The hens sat calmly on their nests, following Zera’s every move with tiny, bright eyes. Nonny had said they still had about a dozen bantam, or miniature, hens in all, but most were still out in the garden, scratching for bugs or taking a few more dainty pecks off weeds and vegetable leaves before bedtime. 

With a jolt, Zera recognized a plant in its hanger near the window. A fuchsia, with dark green leaves and hot pink and white drooping flowers, bloomed as one had years ago in the very same spot.
Where did Nonny find one just the same?
She remembered something about the plant from one of her books. Over a hundred years ago, back in the Victorian Era, the plant was nicknamed “lady’s eardrops.”
It fits. They look like old-fashioned dangling earrings. But I’m sure it’s not the same plant that Mom bought. It would have grown too large.
She touched one of the velvety flowers and it swayed.

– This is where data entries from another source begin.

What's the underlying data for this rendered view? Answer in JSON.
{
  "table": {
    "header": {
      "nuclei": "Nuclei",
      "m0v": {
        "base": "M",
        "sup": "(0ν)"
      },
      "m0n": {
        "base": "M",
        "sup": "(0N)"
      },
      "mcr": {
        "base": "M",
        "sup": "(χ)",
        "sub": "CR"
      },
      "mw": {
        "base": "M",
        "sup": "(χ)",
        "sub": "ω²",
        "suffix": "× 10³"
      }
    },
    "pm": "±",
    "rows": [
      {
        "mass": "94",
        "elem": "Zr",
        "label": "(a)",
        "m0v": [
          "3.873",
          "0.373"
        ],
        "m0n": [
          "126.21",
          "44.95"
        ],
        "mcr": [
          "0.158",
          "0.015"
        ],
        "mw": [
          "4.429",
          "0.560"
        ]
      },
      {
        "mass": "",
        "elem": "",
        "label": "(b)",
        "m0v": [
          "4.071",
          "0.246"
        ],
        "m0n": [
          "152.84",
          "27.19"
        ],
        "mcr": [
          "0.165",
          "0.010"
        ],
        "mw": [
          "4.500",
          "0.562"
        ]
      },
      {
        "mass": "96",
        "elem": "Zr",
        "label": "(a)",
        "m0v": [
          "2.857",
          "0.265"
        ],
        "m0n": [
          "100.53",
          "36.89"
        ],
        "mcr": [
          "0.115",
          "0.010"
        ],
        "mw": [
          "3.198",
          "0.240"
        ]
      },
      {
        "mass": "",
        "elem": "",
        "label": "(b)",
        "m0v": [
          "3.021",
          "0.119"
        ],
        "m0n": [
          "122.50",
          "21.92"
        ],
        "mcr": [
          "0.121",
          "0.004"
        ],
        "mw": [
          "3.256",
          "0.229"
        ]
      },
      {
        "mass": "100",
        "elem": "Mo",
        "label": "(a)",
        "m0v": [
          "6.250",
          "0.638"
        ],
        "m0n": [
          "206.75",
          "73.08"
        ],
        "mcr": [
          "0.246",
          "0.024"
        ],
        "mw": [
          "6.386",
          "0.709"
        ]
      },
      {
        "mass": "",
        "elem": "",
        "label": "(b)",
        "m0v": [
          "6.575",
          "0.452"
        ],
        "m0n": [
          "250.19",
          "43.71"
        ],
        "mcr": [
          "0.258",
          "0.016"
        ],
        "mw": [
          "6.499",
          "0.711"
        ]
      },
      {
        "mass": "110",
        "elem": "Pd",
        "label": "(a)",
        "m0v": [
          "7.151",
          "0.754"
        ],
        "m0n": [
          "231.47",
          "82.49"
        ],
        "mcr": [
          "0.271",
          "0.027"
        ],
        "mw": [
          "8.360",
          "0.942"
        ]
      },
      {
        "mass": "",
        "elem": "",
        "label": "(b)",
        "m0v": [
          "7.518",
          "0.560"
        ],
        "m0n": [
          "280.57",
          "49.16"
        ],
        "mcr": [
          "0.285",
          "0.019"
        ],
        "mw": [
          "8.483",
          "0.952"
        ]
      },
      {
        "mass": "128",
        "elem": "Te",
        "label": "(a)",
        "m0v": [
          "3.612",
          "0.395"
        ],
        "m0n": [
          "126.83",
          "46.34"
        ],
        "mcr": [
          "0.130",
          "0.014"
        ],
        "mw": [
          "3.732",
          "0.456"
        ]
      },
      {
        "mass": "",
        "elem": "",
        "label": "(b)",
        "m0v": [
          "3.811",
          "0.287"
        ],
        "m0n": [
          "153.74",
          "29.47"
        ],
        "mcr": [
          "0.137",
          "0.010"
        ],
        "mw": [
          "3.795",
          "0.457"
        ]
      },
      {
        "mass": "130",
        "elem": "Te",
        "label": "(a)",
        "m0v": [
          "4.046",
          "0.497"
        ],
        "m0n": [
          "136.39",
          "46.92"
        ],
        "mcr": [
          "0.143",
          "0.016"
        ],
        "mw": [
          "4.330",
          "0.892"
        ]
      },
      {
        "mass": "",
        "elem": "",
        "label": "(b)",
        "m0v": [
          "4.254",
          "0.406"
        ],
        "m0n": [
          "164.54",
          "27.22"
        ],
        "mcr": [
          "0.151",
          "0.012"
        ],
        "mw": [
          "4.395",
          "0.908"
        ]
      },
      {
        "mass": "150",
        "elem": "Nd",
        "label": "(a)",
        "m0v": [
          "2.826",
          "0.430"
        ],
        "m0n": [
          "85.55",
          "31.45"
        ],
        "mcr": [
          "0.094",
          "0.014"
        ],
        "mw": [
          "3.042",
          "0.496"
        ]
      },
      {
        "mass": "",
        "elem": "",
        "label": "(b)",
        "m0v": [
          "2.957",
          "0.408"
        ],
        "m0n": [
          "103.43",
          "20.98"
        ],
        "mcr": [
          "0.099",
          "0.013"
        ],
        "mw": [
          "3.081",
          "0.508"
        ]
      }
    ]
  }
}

Thinking of her mom and how they’d taken care of the chickens together brought an emptiness that Nonny could never
fill, no matter how great it was to see her again. Zera directed her attention back toward the chickens.
It’s funny that they didn’t cackle when I came in. Normally, their feathers would be ruffled when someone unfamiliar entered their territory. But they’re acting as if they remember me too, just like Merlin did, as if I’d never left. 

Zera turned to leave. Behind her the blossoms on the fuchsia vibrated and swayed, all on their own, excited by an unknown energy.

Shutting the door to the chicken house, Zera headed to the barn. Out of sight, on the vine-covered side of the chicken house, something stirred. A green countenance, a male face made of leaves, an entity both human and vegetable, watched Zera. The face of leaves wore an expression of kindness and gentleness, ancient wisdom and ancient songs, songs older to the world than the human race. The Green Man smiled.